Welche Bedeutung haben im Vergleich die Online-Clubs mit mehreren tausend Mitgliedern?

Persönlich glaube ich nicht an Online-Clubs. Das sind für mich einfach Knotenpunkte und Informationsplattformen. Freundschaften und Beziehungen werden mit Zeit und Präsenz aufgebaut; das geht einfach nicht mit Tausenden von Menschen.

Was macht «Urban Gurus» im Angebot der Netzwerke einmalig?

Urban Gurus ist «the executives’ network for conscious leadership». Das macht es speziell, denn es geht genau darum: als Top-Führungskraft aus dem höchsten Bewusstsein heraus zu agieren. Das heisst, unsere Mitglieder arbeiten kontinuierlich an der Klarheit ihrer Vision (dem, was sie ultimativ wollen), ihrem Purpose (für was sie stehen) und an ihrer Legacy (dem, was sie der Umwelt und den Menschen in ihrem Umfeld geben wollen). Dafür organisieren wir Retreats in kleinen Gruppen von maximal zwölf Mitgliedern sowie Summits, an welchen sich die Urban Gurus wiedersehen und Spass haben können.

Dazu kommen Intervisionen, an denen an konkreten Themen der Mitglieder gearbeitet wird. Dass dabei Vertraulichkeit oberstes Gesetz ist, versteht sich von selbst. Um seine Vision und seinen Purpose leben zu können braucht es gewisse Freiheitsgrade und den Bezug zu einer konkreten Aufgabe. Deshalb sprechen wir dezidiert obere und oberste Führungskräfte und Unternehmer an. Das «Urban Gurus»-Netzwerk soll ein Ort sein, wo alle frei atmen können und nicht ständig aufpassen müssen, was sie sagen. Diskretion, Authentizität und Vertrauen werden gross geschrieben, nur so funktioniert’s auch.

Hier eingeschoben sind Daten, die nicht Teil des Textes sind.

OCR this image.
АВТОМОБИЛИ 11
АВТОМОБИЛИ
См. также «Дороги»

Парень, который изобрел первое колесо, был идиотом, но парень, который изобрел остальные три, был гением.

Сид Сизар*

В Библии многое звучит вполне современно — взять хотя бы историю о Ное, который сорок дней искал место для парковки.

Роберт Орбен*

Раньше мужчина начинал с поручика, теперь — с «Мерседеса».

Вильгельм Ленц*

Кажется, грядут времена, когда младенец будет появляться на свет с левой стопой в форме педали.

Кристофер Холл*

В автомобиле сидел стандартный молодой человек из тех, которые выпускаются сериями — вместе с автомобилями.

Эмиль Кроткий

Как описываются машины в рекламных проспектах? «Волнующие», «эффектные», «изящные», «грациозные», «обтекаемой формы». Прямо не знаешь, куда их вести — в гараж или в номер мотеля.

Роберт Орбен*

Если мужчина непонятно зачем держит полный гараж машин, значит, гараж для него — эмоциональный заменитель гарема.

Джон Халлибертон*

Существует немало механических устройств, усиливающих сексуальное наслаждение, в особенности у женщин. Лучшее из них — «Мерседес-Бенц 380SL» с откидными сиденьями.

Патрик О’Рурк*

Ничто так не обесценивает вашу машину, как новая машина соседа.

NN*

Was braucht es, um Mitglied zu werden?

Den Kriterien zu entsprechen, die wir zugrunde legen. Man kann sich auch bewerben, aber meistens werden Menschen von existierenden Mitgliedern angesprochen. Das Netzwerk ist stark am Wachsen. Es ist wichtig, dass der Spirit beibehalten wird.

Zur Person
Christina Kuenzle ist Executive und Business-Coach. Sie hält einen BA in Wirtschaft, einen MBA von INSEAD und einen MS in «Coaching & Consulting for Change» der Haute Ecole Commerciale (HEC), Paris. Zuvor war sie als Mitglied der Konzernleitung der Sulzer AG für die Konzernentwicklung zuständig.